Expand tool to manage multiple source & target databases

[MaximumTrainer]

Act as a Senior Kotlin Backend Engineer and Software Architect. Your task is to refactor and expand the "OpenDataMask" tool to support multiple source/target database pairs.

Context

Currently, OpenDataMask is designed for a single source and destination database. We need to transition this into a multi-tenant-style architecture where multiple database environments (Source + Target) can be managed simultaneously, and their masking configurations remain strictly isolated.

Functional Requirements

1. Connection Pair Management:
   • Define a 'ConnectionPair' entity that groups exactly one Source Database and one Destination Database.
   • Metadata for each database (JDBC URL, Driver, Credentials, Schema Name) must be stored in the application's internal database.
2. Metadata Segregation:
   • All masking rules, transformation logic, column mappings, and execution logs must be linked to a specific ConnectionPairID.
   • Ensure that a user cannot apply rules from Pair A to the databases in Pair B.
3. Dynamic Execution Context:
   • The masking engine must be refactored to accept a connectionPairId as an execution parameter.
   • Connections must be initialized dynamically from the stored metadata at runtime rather than being loaded from a static application.properties file.

Technical Tasks

1. Schema Migration:
   • Design a Flyway/Liquibase migration to introduce connection_pairs, db_connections, and add pair_id foreign keys to all existing metadata tables (e.g., masking_rules, audit_logs).
2. Persistence Layer:
   • Update the Repository layer (JPA/Exposed) to support CRUD operations for these pairs.
   • Implement "Soft Deletes" for database configurations to preserve audit history.
3. Dynamic Connection Pooling:
   • Implement a Connection Manager that caches DataSource objects by pair_id to prevent memory leaks and redundant connection handshakes.
4. Service Layer Refactoring:
   • Modify the core masking service to use a "Contextual Connection" pattern.
   • Ensure transaction management is handled per-pair.

Deliverables

• A detailed Class Diagram showing the relationship between ConnectionPairs and Metadata.
• Kotlin code for the new Entity models.
• Refactored logic for the 'MaskingJob' runner to handle dynamic source/target selection.
• A proposed API or CLI structure for switching between different database pairs.

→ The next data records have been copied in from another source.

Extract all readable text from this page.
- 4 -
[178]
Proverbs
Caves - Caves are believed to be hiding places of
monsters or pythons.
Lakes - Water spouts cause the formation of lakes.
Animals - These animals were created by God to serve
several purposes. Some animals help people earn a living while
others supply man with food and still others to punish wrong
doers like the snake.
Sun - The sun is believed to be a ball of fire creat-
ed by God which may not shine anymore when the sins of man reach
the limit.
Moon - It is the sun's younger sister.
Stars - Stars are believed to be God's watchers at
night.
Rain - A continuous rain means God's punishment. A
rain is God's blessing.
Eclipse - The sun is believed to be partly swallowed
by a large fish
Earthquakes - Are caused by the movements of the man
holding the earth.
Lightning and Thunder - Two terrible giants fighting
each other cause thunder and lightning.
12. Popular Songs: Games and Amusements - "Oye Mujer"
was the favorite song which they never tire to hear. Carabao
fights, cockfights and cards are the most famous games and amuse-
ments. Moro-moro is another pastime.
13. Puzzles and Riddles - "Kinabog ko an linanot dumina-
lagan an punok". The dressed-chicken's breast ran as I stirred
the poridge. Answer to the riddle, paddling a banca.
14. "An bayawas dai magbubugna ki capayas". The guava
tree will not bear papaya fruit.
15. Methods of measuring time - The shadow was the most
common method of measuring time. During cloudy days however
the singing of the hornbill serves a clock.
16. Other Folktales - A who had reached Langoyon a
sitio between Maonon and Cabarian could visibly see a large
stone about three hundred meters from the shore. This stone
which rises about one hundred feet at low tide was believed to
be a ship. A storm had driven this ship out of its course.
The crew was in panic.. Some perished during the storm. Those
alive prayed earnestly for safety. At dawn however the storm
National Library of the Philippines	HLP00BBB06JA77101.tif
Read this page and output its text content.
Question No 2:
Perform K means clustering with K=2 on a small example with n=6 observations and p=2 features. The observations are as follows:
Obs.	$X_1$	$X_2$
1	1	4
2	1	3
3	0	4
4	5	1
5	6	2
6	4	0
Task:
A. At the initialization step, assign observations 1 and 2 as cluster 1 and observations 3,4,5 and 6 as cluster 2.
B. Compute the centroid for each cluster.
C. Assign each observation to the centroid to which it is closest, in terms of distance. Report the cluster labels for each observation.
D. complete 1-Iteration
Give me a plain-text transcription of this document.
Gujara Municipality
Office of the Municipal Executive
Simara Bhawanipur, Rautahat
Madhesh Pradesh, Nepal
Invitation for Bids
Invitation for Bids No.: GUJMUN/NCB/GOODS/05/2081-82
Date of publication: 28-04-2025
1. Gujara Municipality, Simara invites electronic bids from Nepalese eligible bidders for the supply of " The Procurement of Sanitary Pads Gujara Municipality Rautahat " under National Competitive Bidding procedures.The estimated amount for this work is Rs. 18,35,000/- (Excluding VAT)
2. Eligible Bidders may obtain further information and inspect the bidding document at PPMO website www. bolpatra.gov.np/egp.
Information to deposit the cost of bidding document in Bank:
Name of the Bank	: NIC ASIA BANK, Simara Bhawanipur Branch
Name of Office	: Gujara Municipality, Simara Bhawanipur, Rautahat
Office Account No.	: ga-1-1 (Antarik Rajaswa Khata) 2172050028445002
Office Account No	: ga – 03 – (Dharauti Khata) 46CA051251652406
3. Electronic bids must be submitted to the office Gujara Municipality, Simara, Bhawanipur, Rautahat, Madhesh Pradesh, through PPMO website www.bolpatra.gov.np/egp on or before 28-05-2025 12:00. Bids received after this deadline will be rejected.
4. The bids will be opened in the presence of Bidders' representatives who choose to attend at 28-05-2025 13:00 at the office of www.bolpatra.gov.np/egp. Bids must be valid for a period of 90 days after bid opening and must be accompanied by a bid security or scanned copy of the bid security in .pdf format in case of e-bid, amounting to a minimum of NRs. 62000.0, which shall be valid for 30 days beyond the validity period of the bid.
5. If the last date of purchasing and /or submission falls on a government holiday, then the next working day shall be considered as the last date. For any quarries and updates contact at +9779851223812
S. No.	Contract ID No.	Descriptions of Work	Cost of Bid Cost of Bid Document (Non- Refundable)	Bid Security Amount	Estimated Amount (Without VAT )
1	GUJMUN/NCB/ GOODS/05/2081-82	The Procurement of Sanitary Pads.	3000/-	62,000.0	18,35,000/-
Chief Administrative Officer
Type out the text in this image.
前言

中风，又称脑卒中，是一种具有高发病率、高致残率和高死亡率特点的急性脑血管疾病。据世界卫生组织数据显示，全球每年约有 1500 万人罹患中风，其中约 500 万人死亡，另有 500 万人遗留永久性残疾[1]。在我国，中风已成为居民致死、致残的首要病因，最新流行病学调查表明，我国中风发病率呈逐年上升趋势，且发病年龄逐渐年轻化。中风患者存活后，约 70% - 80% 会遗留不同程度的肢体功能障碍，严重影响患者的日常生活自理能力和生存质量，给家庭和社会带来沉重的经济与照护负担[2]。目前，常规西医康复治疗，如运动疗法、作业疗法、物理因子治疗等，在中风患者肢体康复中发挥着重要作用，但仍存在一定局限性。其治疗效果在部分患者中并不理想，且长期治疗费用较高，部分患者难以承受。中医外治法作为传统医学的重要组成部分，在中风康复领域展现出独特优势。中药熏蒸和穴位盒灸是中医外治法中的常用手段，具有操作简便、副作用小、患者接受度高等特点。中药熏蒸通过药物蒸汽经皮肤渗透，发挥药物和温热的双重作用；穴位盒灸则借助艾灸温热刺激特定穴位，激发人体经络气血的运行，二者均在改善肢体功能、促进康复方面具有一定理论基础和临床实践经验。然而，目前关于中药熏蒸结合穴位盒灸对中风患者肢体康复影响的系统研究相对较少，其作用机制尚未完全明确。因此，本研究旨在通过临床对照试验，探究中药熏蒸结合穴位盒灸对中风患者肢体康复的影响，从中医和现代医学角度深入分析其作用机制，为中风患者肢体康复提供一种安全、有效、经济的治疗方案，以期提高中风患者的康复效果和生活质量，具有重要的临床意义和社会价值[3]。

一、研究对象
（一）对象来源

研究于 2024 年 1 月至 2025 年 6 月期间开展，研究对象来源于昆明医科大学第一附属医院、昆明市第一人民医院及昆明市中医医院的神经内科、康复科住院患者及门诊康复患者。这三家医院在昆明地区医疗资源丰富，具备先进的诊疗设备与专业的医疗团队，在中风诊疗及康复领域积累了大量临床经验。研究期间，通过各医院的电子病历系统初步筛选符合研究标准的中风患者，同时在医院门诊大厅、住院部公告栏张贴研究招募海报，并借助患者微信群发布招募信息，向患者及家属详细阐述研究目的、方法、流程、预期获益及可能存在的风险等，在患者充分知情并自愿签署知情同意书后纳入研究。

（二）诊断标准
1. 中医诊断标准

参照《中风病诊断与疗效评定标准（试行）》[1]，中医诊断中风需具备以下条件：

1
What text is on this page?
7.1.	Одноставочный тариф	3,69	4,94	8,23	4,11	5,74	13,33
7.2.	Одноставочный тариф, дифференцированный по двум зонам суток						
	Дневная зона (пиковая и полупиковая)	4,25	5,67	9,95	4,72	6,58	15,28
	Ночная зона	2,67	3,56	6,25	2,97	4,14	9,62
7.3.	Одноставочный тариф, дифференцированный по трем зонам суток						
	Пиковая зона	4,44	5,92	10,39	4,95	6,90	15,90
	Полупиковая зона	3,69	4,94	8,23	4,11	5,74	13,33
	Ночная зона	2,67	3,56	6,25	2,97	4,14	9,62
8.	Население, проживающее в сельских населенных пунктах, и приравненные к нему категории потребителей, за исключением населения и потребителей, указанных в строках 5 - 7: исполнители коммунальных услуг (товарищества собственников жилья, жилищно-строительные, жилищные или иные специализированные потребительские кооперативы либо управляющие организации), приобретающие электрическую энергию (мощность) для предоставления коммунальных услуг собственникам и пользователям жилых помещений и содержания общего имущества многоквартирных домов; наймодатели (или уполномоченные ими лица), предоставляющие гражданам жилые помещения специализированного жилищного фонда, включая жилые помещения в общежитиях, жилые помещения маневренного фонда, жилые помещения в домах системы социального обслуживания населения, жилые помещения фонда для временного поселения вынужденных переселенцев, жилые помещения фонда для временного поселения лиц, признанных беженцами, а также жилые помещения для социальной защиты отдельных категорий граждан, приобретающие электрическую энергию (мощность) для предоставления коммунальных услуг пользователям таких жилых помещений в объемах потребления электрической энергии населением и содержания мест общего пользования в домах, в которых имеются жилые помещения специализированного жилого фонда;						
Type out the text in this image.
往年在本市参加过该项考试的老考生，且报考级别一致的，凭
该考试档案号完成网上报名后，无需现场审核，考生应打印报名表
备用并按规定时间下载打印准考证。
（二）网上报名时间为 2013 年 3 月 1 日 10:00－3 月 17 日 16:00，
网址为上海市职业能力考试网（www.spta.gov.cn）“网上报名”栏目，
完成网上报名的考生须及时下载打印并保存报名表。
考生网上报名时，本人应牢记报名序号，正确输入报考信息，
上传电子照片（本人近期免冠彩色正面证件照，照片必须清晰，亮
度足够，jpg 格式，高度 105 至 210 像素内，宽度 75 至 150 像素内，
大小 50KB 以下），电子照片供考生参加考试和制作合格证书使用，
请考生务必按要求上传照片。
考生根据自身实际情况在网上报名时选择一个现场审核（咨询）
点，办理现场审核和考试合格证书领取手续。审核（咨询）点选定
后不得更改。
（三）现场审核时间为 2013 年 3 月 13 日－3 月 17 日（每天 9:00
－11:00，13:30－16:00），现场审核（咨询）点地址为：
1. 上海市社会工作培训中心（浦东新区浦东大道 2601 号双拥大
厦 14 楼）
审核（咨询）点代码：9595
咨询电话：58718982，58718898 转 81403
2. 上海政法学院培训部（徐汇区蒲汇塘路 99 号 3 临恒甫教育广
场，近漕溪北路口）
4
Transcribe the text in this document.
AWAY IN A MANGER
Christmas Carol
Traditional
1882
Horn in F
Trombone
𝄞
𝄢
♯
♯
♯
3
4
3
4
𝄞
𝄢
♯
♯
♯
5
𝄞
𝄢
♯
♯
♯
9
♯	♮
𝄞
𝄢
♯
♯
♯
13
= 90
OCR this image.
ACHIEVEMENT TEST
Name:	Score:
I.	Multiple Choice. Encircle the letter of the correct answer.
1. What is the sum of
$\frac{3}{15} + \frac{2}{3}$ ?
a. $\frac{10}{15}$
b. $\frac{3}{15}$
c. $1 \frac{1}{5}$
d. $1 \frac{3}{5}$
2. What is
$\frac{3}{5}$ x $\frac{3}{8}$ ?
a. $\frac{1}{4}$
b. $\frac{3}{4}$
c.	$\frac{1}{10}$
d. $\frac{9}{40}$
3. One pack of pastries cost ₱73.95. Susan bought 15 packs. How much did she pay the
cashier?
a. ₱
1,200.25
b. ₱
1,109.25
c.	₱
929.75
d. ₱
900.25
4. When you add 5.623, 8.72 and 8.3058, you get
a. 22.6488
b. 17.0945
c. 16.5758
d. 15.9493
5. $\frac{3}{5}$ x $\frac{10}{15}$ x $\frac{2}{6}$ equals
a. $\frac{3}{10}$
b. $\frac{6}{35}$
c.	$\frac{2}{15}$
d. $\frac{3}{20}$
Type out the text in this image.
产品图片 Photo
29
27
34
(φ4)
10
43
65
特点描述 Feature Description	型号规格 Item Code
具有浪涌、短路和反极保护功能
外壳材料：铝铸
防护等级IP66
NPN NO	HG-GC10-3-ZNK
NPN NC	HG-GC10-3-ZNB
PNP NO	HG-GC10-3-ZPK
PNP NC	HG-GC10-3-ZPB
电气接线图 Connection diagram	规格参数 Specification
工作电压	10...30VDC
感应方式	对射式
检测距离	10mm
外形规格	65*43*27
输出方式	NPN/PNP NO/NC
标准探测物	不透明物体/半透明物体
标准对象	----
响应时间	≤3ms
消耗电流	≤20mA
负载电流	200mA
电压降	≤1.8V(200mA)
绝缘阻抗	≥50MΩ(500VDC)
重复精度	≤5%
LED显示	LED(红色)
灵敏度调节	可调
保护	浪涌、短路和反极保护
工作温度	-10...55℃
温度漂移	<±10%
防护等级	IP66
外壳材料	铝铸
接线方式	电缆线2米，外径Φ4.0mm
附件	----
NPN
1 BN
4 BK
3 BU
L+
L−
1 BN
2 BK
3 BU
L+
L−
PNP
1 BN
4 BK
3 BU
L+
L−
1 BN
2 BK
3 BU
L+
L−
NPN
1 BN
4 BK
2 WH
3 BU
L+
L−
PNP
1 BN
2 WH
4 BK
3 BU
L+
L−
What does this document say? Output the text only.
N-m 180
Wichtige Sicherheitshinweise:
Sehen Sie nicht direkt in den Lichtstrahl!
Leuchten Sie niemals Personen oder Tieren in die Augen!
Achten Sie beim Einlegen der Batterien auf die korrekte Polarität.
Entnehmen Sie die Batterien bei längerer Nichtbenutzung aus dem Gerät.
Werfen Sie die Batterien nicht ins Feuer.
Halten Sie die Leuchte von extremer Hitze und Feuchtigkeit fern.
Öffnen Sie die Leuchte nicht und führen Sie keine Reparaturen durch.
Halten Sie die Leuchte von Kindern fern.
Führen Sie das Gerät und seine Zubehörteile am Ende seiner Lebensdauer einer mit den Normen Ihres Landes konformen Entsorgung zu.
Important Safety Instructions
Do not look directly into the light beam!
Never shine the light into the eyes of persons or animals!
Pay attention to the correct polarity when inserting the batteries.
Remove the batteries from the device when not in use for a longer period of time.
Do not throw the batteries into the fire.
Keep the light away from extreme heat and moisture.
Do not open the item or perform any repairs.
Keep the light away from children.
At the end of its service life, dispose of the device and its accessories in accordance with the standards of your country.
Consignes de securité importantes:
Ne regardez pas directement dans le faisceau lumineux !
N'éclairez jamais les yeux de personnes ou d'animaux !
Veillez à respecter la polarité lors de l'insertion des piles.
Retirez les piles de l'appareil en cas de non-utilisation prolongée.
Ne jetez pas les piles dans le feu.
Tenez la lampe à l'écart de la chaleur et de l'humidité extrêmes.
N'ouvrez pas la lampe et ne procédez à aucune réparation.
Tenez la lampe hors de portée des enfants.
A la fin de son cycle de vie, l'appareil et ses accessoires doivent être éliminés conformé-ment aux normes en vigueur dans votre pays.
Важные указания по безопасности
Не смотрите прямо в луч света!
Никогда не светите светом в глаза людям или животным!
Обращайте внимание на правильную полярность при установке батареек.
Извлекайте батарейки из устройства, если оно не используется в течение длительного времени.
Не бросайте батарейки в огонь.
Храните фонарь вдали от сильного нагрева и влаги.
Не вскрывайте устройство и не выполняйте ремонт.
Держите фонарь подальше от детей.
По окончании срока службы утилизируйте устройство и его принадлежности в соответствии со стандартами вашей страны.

Please provide the implementation strategy and the code for the core entity models first.

***

### Rationale: Why this prompt works
* **The "Connection Pair" Abstraction**: By explicitly asking to manage source and destination as a "Pair," you ensure the tool doesn't just support multiple databases but maintains the logical link between where data comes from and where it goes.
* **Architectural Guidance**: It instructs the AI to move away from static config (`application.properties`) toward dynamic storage, which is the biggest hurdle in this kind of expansion.
* **Metadata Integrity**: By emphasizing the "Pair ID" foreign key, the prompt ensures that your masking rules don't get mixed up between different clients or environments.
* **Resource Management**: It specifically mentions "Connection Pooling" and "Contextual Connections," which prevents the application from crashing when scaling to many database pairs.

### Recommended Next Steps for Implementation
If you are implementing this manually or reviewing the AI's output, look for these key changes:

1.  **Database Schema**: 2.  **The "Context" Pattern**: In Kotlin, you should use a `CoroutineContext` or a `ThreadLocal` (if not using coroutines) to hold the current `pair_id` so that the masking logic doesn't have to pass the ID through every single function call.
3.  **Encrypted Metadata**: Since you are moving credentials into the application database, ensure the prompt also includes a request for **encryption at rest** for the database passwords.